Osho,
Nine years ago I fell in love with Camus’ book, Man in Revolt, in which he comes to the conclusion that all attempts to abolish injustice through revolutions are bound to fail. Rather, he says, the only way is to create justice through living it.
Is Camus’ revolt just another expression of what you were calling rebellion?
Camus’ book, Man In Revolt has many great insights in it, but he still remains a philosopher. He preaches, but he does not practice. You are asking me that in this book, Man In Revolt, “…he comes to the conclusion that all attempts to abolish injustice through revolutions are bound to fail.” That’s a great insight.

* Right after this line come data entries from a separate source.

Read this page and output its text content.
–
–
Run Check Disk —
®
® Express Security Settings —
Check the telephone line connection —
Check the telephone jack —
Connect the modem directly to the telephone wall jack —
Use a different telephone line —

It seems there is something intrinsic in the very mechanism of revolution that makes it bound to fail. First, the revolutionary is created by the old society against which he is revolting; his values, his ideals are not much different from the old. The only difference for him is that the right people are not in power; otherwise, everything is right. Only the right people have to be in power, the wrong people have to be removed, and the revolution will be accomplished in all dimensions of life.
This is a basic fallacy. It is not a question of right or wrong people. The whole society has been conditioned to live in a reactionary way, not in a revolutionary way; it has been conditioned to be slaves not masters. Hence, when a few people revolt against the powers – to change the power structure, and replace the old establishment with themselves – only then do they find that what the old establishment was doing, they, too, have to do; otherwise, there will be immense chaos.
But then it is too late to understand. And slowly slowly, they themselves turn into the same kind of people that they have thrown out – in fact, worse, because now they know the taste of power, and they also know how they have thrown out the people who were in power before them. Soon there will be a new generation coming, which will start talking about revolution – because nothing has been changed. They are more alert to repress any possibility of revolution because they know how they threw out the old power structure; they are not going to be thrown out in the same way. They will not allow freedom of speech, which is a basis for any revolution to happen, and they will crush every individual who does not follow their structure.
For sixty years in the Soviet Union, the communist regime has proved far worse than the regime of the czars that it had revolted against. At least in the regime of czars, it was possible to create a revolution; but under a communist regime it is almost impossible. They don’t allow it from the very beginning. All publications are government owned, radio is government owned, television is government owned. In fact, now, in the name of communism, private property has been taken over by the state. So to call the Soviet Union a communist country is not right – it is state capitalism.